As we moved out from the center more teens moved in. We got our groove on with an awesome place list and carrying various pavers for the circle. Then the idea of an assembly line was floated. This was amazing. It spread two and a half pallets of pavers through the four parts of the cross. At the conclusion of the day the top and bottom of the Cross have been laid though they need some tweaking and the pavers for the arms of the Cross are all in place to be laid tomorrow.
Now you may say that is a great day, a successful day. But in YNIA, we don’t end at the end of the work day. We shared an early dinner before Mass. Our teens were the lector’s, singers and Altar Servers. Sunday “Sundaes” were a hit but not as much as the life size Monopoly game.
We scheduled these days to be 12 1/2 hours long. Two days in and we could easily have spent another hour each day with our teens.

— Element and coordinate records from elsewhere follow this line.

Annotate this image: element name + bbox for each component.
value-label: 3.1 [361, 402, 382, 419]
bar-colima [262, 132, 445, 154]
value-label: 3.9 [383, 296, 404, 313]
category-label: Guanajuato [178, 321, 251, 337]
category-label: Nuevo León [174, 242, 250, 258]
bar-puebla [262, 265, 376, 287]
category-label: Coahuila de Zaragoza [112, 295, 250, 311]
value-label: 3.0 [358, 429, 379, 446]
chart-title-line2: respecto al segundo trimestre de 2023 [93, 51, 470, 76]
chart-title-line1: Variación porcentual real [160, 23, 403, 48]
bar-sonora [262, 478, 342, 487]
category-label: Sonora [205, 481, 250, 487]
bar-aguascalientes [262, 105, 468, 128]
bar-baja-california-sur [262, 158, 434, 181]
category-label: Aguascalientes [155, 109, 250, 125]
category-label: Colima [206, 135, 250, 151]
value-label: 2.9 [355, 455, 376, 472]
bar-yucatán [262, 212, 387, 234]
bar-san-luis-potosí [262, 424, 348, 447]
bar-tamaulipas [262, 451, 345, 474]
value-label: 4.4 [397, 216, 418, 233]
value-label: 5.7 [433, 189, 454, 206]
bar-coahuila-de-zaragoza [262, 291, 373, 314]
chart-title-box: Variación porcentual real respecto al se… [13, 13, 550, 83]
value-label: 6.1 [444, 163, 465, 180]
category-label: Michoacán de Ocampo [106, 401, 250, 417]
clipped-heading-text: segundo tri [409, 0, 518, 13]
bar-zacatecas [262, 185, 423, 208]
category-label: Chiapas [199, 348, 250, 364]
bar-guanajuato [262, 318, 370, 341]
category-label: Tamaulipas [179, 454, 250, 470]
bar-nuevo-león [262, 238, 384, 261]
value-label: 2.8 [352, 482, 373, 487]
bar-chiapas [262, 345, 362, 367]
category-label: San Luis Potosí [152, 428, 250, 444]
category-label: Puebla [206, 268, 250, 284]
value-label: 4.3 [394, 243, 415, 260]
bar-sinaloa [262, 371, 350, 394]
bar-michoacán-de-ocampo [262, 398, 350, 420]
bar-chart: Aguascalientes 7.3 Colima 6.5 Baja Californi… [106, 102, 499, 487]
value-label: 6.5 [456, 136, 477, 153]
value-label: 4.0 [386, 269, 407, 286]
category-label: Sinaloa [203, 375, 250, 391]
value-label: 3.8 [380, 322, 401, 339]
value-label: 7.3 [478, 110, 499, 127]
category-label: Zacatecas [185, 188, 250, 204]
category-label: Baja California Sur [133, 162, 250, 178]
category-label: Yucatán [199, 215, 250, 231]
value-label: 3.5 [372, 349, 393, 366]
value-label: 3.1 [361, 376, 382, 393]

Yes, I miss getting up early and watch them all stumble out in the morning. I miss our van conversation. I miss traveling to another state together. But this pandemic has also brought us so much. We can still gather as YNIA. We can still grow as a team. We can watch the teens grow and bond before our eyes. We can gather for a project but this time we are leaving something for our community. We celebrate as people we know and love pass by and honk their horns or stop by to see what we are up to.
This pandemic has taken a lot from us, but it also gave us the opportunity to as we learned on our last service trip “to come to love the detours”.